Mesmo sendo verdade que o novo nascimento realizado na salvação é maior e mais glorioso do que o primeiro nascimento; mesmo sendo verdade que a salvação é de uma condenação horrível; mesmo sendo verdade que pela obra de Cristo, na salvação, Satanás foi vencido e, mesmo que pela salvação as nossa moradas celestiais estejam sendo construídas no céu; todas estas verdades são resultados da salvação, e NÃO as causas dela.
Muitos confundem o eterno lar, o fruto do Espírito Santo, a vida cristã diante do mundo, ou a igreja cheia de alegria, como desígnios da salvação.
Mas, o estado final da salvação NÃO deve ser confundido com o objetivo dela, nem os efeitos dela com as causas. Deus não tem propósito de dar a sua glória ao outro ser, inanimado, animado ou mesmo um salvo, mas, somente a Ele (Is 42:8).
Como em tudo mais que Deus faz, a salvação é centrada em Deus e em sua glória, e não nos benefícios do homem.
Se, em nosso entendimento desta maravilhosa doutrina da salvação, a ênfase for colocada nas bênçãos que o homem recebe, e não na glória de Deus, o nosso entendimento é falho e devemos buscar as bênçãos de Deus para que Ele nos endireite para adorarmos a Ele como Ele deseja, em espírito e em verdade (Jo 4:24).
2º - A Escolha de Deus na Salvação
Sei que nem todos os crentes crêem em tudo o que este estudo apresenta sobre eleição. Temos consciência de que existem explicações diferentes sobre o tema Salvação.
Mas, mesmo assim, é esperado que os crentes creiam em algo sobre o assunto. A Bíblia trata da Salvação sem confusão. Muitos pensam que mexer com este assunto de eleição é comprar uma briga.

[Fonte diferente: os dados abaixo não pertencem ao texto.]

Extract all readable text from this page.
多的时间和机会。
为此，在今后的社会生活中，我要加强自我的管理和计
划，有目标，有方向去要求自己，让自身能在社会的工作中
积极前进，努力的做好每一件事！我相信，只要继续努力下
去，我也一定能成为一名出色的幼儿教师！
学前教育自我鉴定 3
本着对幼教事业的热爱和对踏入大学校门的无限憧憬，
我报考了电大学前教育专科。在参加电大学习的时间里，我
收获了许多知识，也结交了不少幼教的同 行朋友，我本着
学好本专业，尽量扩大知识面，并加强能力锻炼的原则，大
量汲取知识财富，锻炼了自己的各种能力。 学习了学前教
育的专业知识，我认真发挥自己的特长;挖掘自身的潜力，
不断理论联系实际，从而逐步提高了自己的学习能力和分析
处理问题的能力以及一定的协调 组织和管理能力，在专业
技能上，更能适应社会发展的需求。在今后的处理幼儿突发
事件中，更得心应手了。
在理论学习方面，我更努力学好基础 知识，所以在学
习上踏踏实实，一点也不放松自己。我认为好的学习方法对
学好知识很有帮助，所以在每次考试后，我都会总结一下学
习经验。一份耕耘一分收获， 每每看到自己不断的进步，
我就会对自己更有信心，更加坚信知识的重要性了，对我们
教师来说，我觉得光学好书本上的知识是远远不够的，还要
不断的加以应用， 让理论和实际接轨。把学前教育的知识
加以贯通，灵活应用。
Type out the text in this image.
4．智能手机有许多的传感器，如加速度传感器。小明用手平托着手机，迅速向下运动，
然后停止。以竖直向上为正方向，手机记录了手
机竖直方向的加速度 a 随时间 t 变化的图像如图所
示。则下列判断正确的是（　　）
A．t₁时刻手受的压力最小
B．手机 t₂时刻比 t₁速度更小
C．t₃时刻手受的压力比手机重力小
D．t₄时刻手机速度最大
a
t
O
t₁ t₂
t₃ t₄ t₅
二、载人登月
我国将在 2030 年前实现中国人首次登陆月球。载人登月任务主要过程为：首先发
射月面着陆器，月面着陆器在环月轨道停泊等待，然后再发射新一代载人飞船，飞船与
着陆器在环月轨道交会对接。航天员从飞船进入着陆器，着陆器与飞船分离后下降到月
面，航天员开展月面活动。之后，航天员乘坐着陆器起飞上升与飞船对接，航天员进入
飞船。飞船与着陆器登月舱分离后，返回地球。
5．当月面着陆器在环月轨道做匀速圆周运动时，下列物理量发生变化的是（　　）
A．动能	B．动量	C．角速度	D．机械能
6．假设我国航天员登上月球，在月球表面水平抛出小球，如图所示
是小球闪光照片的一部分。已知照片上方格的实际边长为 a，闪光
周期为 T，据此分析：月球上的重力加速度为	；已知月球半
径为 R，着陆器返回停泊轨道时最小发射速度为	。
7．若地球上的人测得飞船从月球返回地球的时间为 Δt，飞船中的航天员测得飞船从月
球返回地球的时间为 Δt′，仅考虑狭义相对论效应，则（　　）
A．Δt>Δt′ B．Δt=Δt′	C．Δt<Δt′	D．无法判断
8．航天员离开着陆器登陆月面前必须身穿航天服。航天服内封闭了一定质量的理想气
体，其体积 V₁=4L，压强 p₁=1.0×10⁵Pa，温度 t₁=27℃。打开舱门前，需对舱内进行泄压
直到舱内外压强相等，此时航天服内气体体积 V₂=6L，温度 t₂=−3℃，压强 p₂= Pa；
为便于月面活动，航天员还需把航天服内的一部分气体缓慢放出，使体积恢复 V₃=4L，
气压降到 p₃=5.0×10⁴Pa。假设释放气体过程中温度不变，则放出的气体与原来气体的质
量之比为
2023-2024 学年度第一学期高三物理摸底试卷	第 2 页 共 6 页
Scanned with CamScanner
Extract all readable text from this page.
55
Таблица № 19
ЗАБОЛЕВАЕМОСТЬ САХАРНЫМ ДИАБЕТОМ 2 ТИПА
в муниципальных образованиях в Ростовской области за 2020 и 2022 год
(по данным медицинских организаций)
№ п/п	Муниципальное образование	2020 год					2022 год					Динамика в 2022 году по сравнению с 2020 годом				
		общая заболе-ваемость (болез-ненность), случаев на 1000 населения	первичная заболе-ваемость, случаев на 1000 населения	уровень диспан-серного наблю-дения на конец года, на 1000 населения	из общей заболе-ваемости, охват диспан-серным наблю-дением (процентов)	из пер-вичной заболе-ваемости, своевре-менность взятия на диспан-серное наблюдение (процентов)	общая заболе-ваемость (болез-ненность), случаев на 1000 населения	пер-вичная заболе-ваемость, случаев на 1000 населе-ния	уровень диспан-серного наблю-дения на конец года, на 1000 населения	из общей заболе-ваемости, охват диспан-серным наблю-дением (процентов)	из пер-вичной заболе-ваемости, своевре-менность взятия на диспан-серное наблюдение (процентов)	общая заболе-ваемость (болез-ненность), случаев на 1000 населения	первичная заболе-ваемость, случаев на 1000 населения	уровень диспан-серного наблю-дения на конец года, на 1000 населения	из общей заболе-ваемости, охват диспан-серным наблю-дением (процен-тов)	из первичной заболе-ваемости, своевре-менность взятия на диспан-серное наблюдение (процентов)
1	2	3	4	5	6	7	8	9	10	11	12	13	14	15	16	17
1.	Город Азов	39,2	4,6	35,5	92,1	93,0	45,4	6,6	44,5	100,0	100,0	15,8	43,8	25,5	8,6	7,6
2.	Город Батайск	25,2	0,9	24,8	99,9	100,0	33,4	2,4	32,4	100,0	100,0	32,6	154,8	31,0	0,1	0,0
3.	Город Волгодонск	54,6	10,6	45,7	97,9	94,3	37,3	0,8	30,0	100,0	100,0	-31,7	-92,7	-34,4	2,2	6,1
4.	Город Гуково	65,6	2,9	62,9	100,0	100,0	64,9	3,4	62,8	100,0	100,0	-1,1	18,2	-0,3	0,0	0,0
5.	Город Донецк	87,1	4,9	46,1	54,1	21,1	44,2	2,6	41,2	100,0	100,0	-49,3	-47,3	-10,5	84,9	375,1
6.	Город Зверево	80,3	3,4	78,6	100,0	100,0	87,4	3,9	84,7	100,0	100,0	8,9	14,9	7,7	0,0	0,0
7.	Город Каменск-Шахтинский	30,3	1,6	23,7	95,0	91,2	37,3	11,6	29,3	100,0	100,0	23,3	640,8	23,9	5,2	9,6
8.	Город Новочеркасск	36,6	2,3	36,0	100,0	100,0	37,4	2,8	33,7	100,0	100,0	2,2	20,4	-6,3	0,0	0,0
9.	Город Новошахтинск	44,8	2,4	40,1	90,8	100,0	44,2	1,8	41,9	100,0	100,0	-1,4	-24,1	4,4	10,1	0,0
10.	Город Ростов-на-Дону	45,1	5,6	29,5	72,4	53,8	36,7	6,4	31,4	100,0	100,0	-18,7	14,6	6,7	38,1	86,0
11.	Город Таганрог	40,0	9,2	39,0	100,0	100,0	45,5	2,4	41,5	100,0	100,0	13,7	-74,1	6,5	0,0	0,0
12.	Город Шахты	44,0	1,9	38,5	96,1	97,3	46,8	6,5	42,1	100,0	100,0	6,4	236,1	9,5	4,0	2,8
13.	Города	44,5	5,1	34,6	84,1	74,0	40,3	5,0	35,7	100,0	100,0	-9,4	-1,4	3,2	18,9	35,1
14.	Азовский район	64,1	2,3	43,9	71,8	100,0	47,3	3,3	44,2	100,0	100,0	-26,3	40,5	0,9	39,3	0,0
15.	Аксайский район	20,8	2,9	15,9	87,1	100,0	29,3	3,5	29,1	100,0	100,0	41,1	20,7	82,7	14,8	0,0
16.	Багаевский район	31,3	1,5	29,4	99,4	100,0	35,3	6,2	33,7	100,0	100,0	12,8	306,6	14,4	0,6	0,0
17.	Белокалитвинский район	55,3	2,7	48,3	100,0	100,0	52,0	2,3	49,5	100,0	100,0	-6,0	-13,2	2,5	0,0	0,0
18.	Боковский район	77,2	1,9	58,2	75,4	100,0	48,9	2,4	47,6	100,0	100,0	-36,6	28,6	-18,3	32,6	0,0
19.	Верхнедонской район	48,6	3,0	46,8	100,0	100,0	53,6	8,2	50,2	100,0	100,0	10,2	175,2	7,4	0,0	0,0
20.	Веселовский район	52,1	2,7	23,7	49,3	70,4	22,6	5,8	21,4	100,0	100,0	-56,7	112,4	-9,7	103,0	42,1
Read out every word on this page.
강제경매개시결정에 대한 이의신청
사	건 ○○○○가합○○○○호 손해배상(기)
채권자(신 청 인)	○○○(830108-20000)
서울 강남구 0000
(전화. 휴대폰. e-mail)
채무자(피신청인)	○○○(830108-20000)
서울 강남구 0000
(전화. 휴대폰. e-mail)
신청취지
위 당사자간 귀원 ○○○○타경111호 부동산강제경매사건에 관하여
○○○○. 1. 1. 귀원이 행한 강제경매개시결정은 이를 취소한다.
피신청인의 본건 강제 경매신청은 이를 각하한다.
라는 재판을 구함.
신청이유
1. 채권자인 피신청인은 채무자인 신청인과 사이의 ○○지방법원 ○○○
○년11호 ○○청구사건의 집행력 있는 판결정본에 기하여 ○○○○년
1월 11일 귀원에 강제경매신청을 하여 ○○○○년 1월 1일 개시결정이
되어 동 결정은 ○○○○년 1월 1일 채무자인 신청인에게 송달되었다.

Outros ainda ignoram o assunto por inteiro como se fosse uma parte das coisas encobertas de Deus e que Ele não quer que ninguém trate do assunto (Dt 29:29).
Todavia, como presbiterianos que somos, temos que expor o que a Bíblia diz sobre isso e, mesmo não entendendo tudo sobre Deus, é preciso crer pela fé naquilo que está revelado divinamente pela Palavra de Deus.
Este deve ser o mínimo esperado de um estudo bíblico. Devemos nos lembrar: — tudo o que está revelado na Bíblia pertencem a nós e a nossos filhos (Dt. 29:29)
E devemos nos lembrar de 2Tm 3:16-17 que diz — Toda a Escritura é inspirada por Deus e útil para o ensino, para a repreensão, para a correção, para a educação na justiça, a fim de que o homem de Deus seja perfeito e perfeitamente habilitado para toda boa obra.
O simples fato de que existem pessoas salvas entre a multidão dos espiritual e moralmente incapacitados; que existem vivos entre os mortos em pecados e ofensas; que existem pessoas que querem agradar a Deus entre muitos incapazes, que somente procuram os prazeres do pecado; isso é prova definitiva de que existe uma força maior do que os homens crentes operando para salvá-los.
Essa força opera segundo um poder fora do homem. Esse poder opera segundo uma determinação que não pertence ao homem.
E essa determinação é a própria vontade de Deus (Ef 1:11). A vontade soberana de Deus que é revelada nas Escrituras Sagradas em certos termos.
E o termo que estipula a ação da eterna vontade de Deus em determinar quem entre todos virão a ser salvos é ELEIÇÃO.
De que maneira entenderemos, pelo estudo, a eleição de Deus, é uma questão bíblica, e não é, de forma alguma, uma invenção de nenhum teólogo humano.
3. O Significado das Palavras Bíblicas: ‘eleito’ e ‘escolha’
Convém ter um entendimento da terminologia que Deus usa na Bíblia no tratamento desta doutrina. Existe a palavra ‘eleito’ tanto no AT (4 vezes somente: Is 42:1; 45:4; 65:9,22) e, no NT (27 vezes junto com as suas variações: eleição, escolhido).
Entretanto, onde a palavra ‘eleito’ é usada, tanto no AT quanto no NT, significa sempre a mesma coisa: escolhido, preferido, predestinado - por Deus.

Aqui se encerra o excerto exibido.